I'm revisiting Calculus and learning more about infinitesimals. As I concluded one of the reasons they introduced infinitesimals is because of "rounding real numbers problem" (read third paragraph). For example, $2+10^{-(10^{10^{10}})}$ is close to $2$, but still it is equal $2+10^{-(10^{10^{10}})}$ not $2$. In other words we can say $\displaystyle2+10^{-(10^{10^{10}})}{\simeq2}$ but not $\displaystyle2+10^{-(10^{10^{10}})}=2$.
In contrast, if $\mathrm{d}x$ is infinitesimal or, by definition, number which is larger than zero and less than any real number, then we can neglect that term and say $\displaystyle2+\mathrm{d}x=2$. Let's imagine for a moment that $\mathrm{d}x=10^{-(10^{10^{10}})}$. Isn't it sufficiently good to use such number to be neglected, so we can obtain "slope of a curve at a point"? In other words if $f(x)=x^2$ and $\mathrm{d}x=10^{-(10^{10^{10}})}$ then $\displaystyle\frac{f(x_0+\mathrm{d}x)-f(x_0)}{\mathrm{d}x}=2\cdot x_0+\mathrm{d}x\simeq2\cdot x_0$. We rounded number $2\cdot x_0+\mathrm{d}x$ to $2\cdot x_0$.
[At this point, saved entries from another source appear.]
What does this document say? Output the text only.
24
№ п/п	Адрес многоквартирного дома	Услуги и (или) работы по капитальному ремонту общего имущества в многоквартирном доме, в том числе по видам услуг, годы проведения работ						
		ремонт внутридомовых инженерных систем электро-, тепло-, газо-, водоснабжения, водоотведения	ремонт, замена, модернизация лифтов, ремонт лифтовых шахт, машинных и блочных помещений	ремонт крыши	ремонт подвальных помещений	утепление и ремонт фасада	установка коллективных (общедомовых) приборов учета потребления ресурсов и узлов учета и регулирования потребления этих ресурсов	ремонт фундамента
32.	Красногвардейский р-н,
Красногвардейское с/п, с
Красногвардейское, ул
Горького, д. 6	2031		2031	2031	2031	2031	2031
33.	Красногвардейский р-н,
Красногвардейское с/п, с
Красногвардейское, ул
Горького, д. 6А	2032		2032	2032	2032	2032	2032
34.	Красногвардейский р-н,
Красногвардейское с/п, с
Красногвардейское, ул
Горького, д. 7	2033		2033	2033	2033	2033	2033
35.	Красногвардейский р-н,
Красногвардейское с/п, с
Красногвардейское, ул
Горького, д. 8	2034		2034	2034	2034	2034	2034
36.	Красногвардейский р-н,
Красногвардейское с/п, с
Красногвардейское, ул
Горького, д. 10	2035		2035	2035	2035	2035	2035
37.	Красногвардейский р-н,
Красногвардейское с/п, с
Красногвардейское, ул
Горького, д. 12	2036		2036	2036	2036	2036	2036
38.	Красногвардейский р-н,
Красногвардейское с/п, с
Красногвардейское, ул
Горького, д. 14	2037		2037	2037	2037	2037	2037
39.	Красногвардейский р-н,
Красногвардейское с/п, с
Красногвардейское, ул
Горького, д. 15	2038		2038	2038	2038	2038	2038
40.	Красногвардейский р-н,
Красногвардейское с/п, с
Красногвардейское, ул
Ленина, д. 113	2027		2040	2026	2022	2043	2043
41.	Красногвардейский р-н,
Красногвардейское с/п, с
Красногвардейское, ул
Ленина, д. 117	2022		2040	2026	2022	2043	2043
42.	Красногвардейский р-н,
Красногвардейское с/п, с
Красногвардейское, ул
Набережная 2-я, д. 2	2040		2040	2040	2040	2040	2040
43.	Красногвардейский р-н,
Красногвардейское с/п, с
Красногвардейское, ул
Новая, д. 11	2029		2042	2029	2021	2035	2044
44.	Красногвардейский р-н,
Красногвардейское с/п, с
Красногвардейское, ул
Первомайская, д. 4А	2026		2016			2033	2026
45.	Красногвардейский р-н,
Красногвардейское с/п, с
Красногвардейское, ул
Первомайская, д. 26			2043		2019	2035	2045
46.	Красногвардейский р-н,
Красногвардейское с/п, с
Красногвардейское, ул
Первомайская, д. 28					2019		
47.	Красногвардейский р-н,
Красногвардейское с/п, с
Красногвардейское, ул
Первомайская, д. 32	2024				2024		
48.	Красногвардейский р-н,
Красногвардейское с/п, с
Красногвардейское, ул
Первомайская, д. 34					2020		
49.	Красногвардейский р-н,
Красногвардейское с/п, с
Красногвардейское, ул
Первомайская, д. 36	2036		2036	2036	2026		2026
This might sound weird in context but what kind of effects does rounding real numbers (such as number $\pi$ to $3.14$) have on whole idea of real number system? If it doesn't have any, then why do we introduce infinitesimals at all? We could use any sufficiently good $\mathrm{d}x$ where $\mathrm{d}x$ is real number (such as $\mathrm{d}x=10^{-(10^{10^{10}})}$) and get slope of a curve at each point using only real numbers and not including hyperreals! My amateur opinion is: if you could round every number then there will be "gaps" on real number line (and I know in layman terms that real numbers represent continuous number line). Hence we introduce infinitesimals as extension to real numbers where infinitesimals are not in a domain of real numbers.